Carolyn: It uses light to ping obstacles that might be approaching and then it never crashes into anything.

Eric: No, it uses sound.

Joe: It is pretty loud, but that's the mortars, and it doesn't have a beeper on it. It does have a little light that flashes when it detects an obstacle. So it's blinking.

Eric: So Joe, you were an electrical engineer? Then a physics professor at West Point. It sounds like you're coming back to your love here.

Joe: This also is something that can be a bit of a family endeavor because my son's also an electrical engineer now. He graduated from Virginia Tech in 2015. He's the one who showed me how to design printed circuit boards that resulted in the manufacturing of the PCB. That's the controller on that robot I just showed you.

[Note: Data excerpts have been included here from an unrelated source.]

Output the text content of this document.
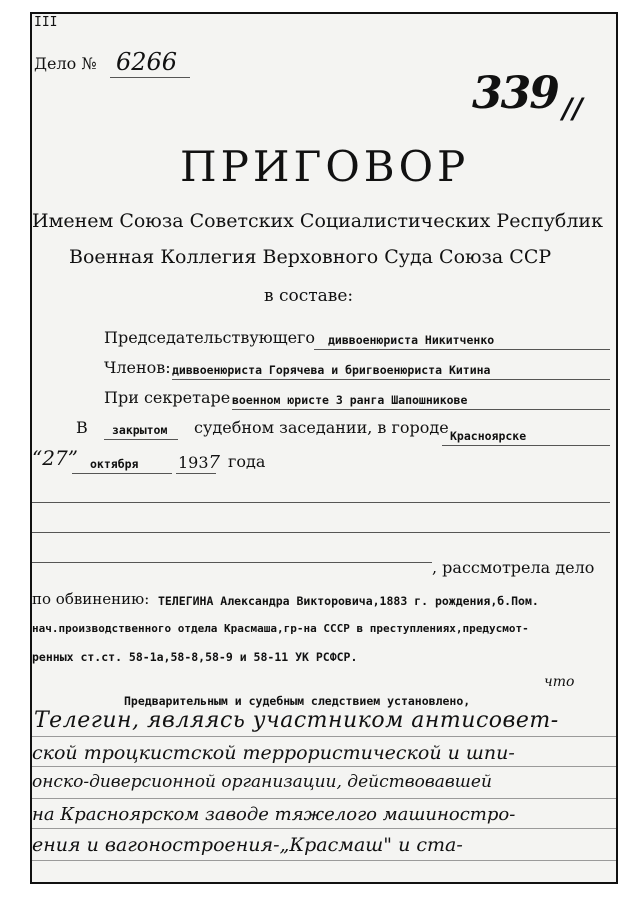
III
Дело № 6266
339 //
ПРИГОВОР
Именем Союза Советских Социалистических Республик
Военная Коллегия Верховного Суда Союза ССР
в составе:
Председательствующего диввоенюриста Никитченко
Членов: диввоенюриста Горячева и бригвоенюриста Китина
При секретаре военном юристе 3 ранга Шапошникове
В закрытом судебном заседании, в городе Красноярске
“27” октября 1937 года
, рассмотрела дело
по обвинению: ТЕЛЕГИНА Александра Викторовича,1883 г. рождения,б.Пом.
нач.производственного отдела Красмаша,гр-на СССР в преступлениях,предусмот-
ренных ст.ст. 58-1а,58-8,58-9 и 58-11 УК РСФСР.
Предварительным и судебным следствием установлено,
что
Телегин, являясь участником антисовет-
ской троцкистской террористической и шпи-
онско-диверсионной организации, действовавшей
на Красноярском заводе тяжелого машиностро-
ения и вагоностроения-„Красмаш" и ста-
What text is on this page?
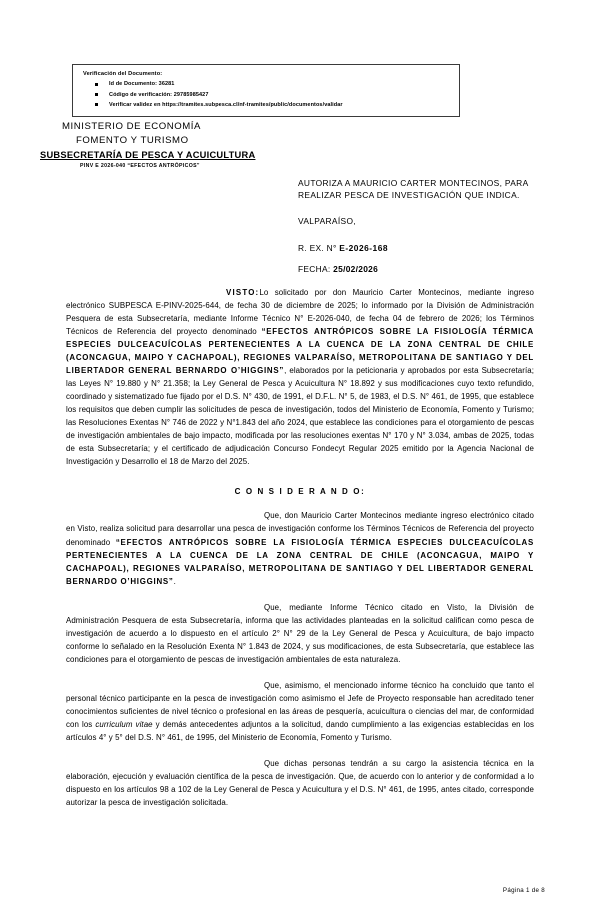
Verificación del Documento:
Id de Documento: 36281
Código de verificación: 29785985427
Verificar validez en https://tramites.subpesca.cl/nf-tramites/public/documentos/validar
MINISTERIO DE ECONOMÍA
FOMENTO Y TURISMO
SUBSECRETARÍA DE PESCA Y ACUICULTURA
PINV E 2026-040 “EFECTOS ANTRÓPICOS”
AUTORIZA A MAURICIO CARTER MONTECINOS, PARA REALIZAR PESCA DE INVESTIGACIÓN QUE INDICA.
VALPARAÍSO,
R. EX. N° E-2026-168
FECHA: 25/02/2026

VISTO:Lo solicitado por don Mauricio Carter Montecinos, mediante ingreso electrónico SUBPESCA E-PINV-2025-644, de fecha 30 de diciembre de 2025; lo informado por la División de Administración Pesquera de esta Subsecretaría, mediante Informe Técnico N° E-2026-040, de fecha 04 de febrero de 2026; los Términos Técnicos de Referencia del proyecto denominado “EFECTOS ANTRÓPICOS SOBRE LA FISIOLOGÍA TÉRMICA ESPECIES DULCEACUÍCOLAS PERTENECIENTES A LA CUENCA DE LA ZONA CENTRAL DE CHILE (ACONCAGUA, MAIPO Y CACHAPOAL), REGIONES VALPARAÍSO, METROPOLITANA DE SANTIAGO Y DEL LIBERTADOR GENERAL BERNARDO O’HIGGINS”, elaborados por la peticionaria y aprobados por esta Subsecretaría; las Leyes N° 19.880 y N° 21.358; la Ley General de Pesca y Acuicultura N° 18.892 y sus modificaciones cuyo texto refundido, coordinado y sistematizado fue fijado por el D.S. N° 430, de 1991, el D.F.L. N° 5, de 1983, el D.S. N° 461, de 1995, que establece los requisitos que deben cumplir las solicitudes de pesca de investigación, todos del Ministerio de Economía, Fomento y Turismo; las Resoluciones Exentas N° 746 de 2022 y N°1.843 del año 2024, que establece las condiciones para el otorgamiento de pescas de investigación ambientales de bajo impacto, modificada por las resoluciones exentas N° 170 y N° 3.034, ambas de 2025, todas de esta Subsecretaría; y el certificado de adjudicación Concurso Fondecyt Regular 2025 emitido por la Agencia Nacional de Investigación y Desarrollo el 18 de Marzo del 2025.

C O N S I D E R A N D O:

Que, don Mauricio Carter Montecinos mediante ingreso electrónico citado en Visto, realiza solicitud para desarrollar una pesca de investigación conforme los Términos Técnicos de Referencia del proyecto denominado “EFECTOS ANTRÓPICOS SOBRE LA FISIOLOGÍA TÉRMICA ESPECIES DULCEACUÍCOLAS PERTENECIENTES A LA CUENCA DE LA ZONA CENTRAL DE CHILE (ACONCAGUA, MAIPO Y CACHAPOAL), REGIONES VALPARAÍSO, METROPOLITANA DE SANTIAGO Y DEL LIBERTADOR GENERAL BERNARDO O’HIGGINS”.

Que, mediante Informe Técnico citado en Visto, la División de Administración Pesquera de esta Subsecretaría, informa que las actividades planteadas en la solicitud califican como pesca de investigación de acuerdo a lo dispuesto en el artículo 2° N° 29 de la Ley General de Pesca y Acuicultura, de bajo impacto conforme lo señalado en la Resolución Exenta N° 1.843 de 2024, y sus modificaciones, de esta Subsecretaría, que establece las condiciones para el otorgamiento de pescas de investigación ambientales de esta naturaleza.

Que, asimismo, el mencionado informe técnico ha concluido que tanto el personal técnico participante en la pesca de investigación como asimismo el Jefe de Proyecto responsable han acreditado tener conocimientos suficientes de nivel técnico o profesional en las áreas de pesquería, acuicultura o ciencias del mar, de conformidad con los curriculum vitae y demás antecedentes adjuntos a la solicitud, dando cumplimiento a las exigencias establecidas en los artículos 4° y 5° del D.S. N° 461, de 1995, del Ministerio de Economía, Fomento y Turismo.

Que dichas personas tendrán a su cargo la asistencia técnica en la elaboración, ejecución y evaluación científica de la pesca de investigación. Que, de acuerdo con lo anterior y de conformidad a lo dispuesto en los artículos 98 a 102 de la Ley General de Pesca y Acuicultura y el D.S. N° 461, de 1995, antes citado, corresponde autorizar la pesca de investigación solicitada.

Página 1 de 8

Eric: Does it have a name?

Joe: Joe Bot III.

Eric: Nice. We've come to name our pool cleaners in my household. When they break, we get a new one and a new name.

Carolyn: My Roomba is named Darth Vader, but my dog is Han Solo. Thank you very much for joining us. I'm not going to lie. You and Eric got into some stuff that I was just like, you guys are talking in code.

Eric: It's easy. It's all about cost and weight and portability. We break it down. It really gets down to that.

Carolyn: Also, it always surprises me when I really start thinking about how complicated, secure, clear communication is. So thank you very much for joining us and thank you to our listeners.

About Our Guest

Joe Brendler Principal, Deep Water Point, LLC and Major General U.S. Army (Retired). MG (ret.) Joseph Brendler is a senior executive and thought leader with more than 30 years of experience managing large organizations. Specializing in delivery of information technology, networks, and cybersecurity solutions.

Prior to starting his consulting business, MG Brendler was Chief of Staff for the United States Cyber Command (USCYBERCOM). And prior to that the Director of Strategic Planning, Policy, and Partnerships for USCYBERCOM. In those roles, he participated in the oversight of operations and the development of US military cyber doctrine and of DoD and national cyber policy.

Prior to those assignments, he served as US Army Director of Architecture, Operations, Networks and Space under the Army CIO/G6. He was Chief of C5ISR, US Forces J6, and NATO Forces CJ6, for ISAF, in Kabul, Afghanistan. MG Brendler also served as the Chief of Staff for the Defense Information Systems Agency.